More than 2.7 million children in the U.S. (1 in 28 children) have an incarcerated parent. Approximately 10 million children have experienced parental incarceration at some point in their lives.
Children of incarcerated fathers tend to exhibit a broad variety of behavioral, emotional, and other problems. Other family members are also subject to emotional, financial, and physical stress. This can apply whether fathers had been living in the same household as their children or not. Children’s feelings of loss and hopelessness can decrease their coping skills and increase the impact of trauma and stress.
One way to counteract this is to provide access to supportive and caring community services. Children need adults who will listen and help them communicate these feelings. The adults who have been closest to the situation often need help themselves before they are able to provide that support. Helping caregivers find resources, supports, or coping strategies can increase their ability to parent effectively. It can also increase the presence of key family protective factors and enhance the sense of nurturing and attachment between parent and child, and have a positive impact on children’s social and emotional competence.
Tips & Best Practices
- Locate services for children and family members if your program does not offer them. Fatherhood programs may not be able to provide support services directly for children and families of incarcerated parents, but they can look for opportunities to connect with existing community services. The National Resource Center on Children and Families of the Incarcerated maintains a Directory of Programs Serving Children & Families of the Incarcerated and has a range of other resources relevant for work with the families of incarcerated fathers.
- Communicate the needs of the child and family members with trusted advisors and those who work with them. Programs can reach out to key members of a child’s community (e.g., teachers, school counselors, clergy, health care providers, child welfare personnel) to ensure that these individuals are aware of and fully understand the needs of children of incarcerated parents.
- Provide parents with resources to talk to children at their developmental level about incarceration. The incarceration of a loved one can be overwhelming for both children and caregivers. Because of the feeling of stigma, it takes special effort to start important conversations and answer kids’ questions. Sesame Street has resources for children ages 3-7 that can help young children cope with an incarcerated parent.
The RIDGE Project works in prisons across Ohio through an 18-week Keeping FAITH (Families and Inmates Together in Harmony) program that involves both the incarcerated fathers and their partners. The first 10 weeks of Keeping FAITH focus on intensive work with the dads to teach them to take responsibility for their actions, show them how to overcome the obstacles of their incarceration, and prepare them for the transition back into their homes and communities. Upon successful completion, a father earns the title of TYRO, which means warrior or someone learning something new. This is followed by a 4-week couples class that focuses on communication skills for fathers and their partners. The final 4 weeks of the program feature an advanced communication class in which the couples learn about conflict resolution, anger management, and relationship stability.
What do children need at each developmental age with regards to visitation?
Collective observations of clinicians and community service providers suggest that most children manage the crisis of parental incarceration better when they visit their parents. Seeing the correctional facility and the parent during a visit can correct frightening images and idealized fantasies. Programs should incorporate key issues related to communication and visiting at different stages of child development into their programs supporting children and families.
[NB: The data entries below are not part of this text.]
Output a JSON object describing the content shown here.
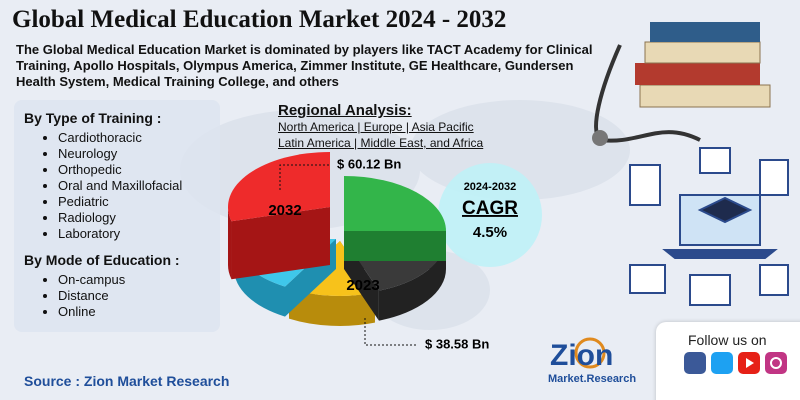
{
  "title": "Global Medical Education Market 2024 - 2032",
  "description": "The Global Medical Education Market is dominated by players like TACT Academy for Clinical Training, Apollo Hospitals, Olympus America, Zimmer Institute, GE Healthcare, Gundersen Health System, Medical Training College, and others",
  "segments": [
    {
      "heading": "By Type of Training :",
      "items": [
        "Cardiothoracic",
        "Neurology",
        "Orthopedic",
        "Oral and Maxillofacial",
        "Pediatric",
        "Radiology",
        "Laboratory"
      ]
    },
    {
      "heading": "By Mode of Education :",
      "items": [
        "On-campus",
        "Distance",
        "Online"
      ]
    }
  ],
  "regional": {
    "title": "Regional Analysis:",
    "lines": [
      "North America | Europe | Asia Pacific",
      "Latin America | Middle East, and Africa"
    ]
  },
  "pie": {
    "label_2032": "2032",
    "label_2023": "2023",
    "value_2032": "$ 60.12 Bn",
    "value_2023": "$ 38.58 Bn"
  },
  "cagr": {
    "period": "2024-2032",
    "label": "CAGR",
    "value": "4.5%"
  },
  "source": "Source : Zion Market Research",
  "logo": {
    "name": "Zion",
    "sub": "Market.Research"
  },
  "follow": "Follow us on"
}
How can programs develop a family-focused jail program?
When developing programs for families, it is important to ensure they include promising practices. The Toolkit for Developing Family-Focused Jail Programs: Children of Incarcerated Parents Project, developed by the Urban Institute, details the key considerations for correctional facility administrators and community-based organizations interested in developing a family-focused jail program.
Our program wants to start a mentoring program for children of incarcerated parents. Where do we start?
Rigorous research on mentoring for children of incarcerated parents is scarce and there is only a starting base for understanding the impact of mentoring for this population and the challenges encountered. Research has shown that program-arranged mentoring for the children of incarcerated parents has the potential to contribute to observable improvements in their behavior, relationships, and emotional well-being.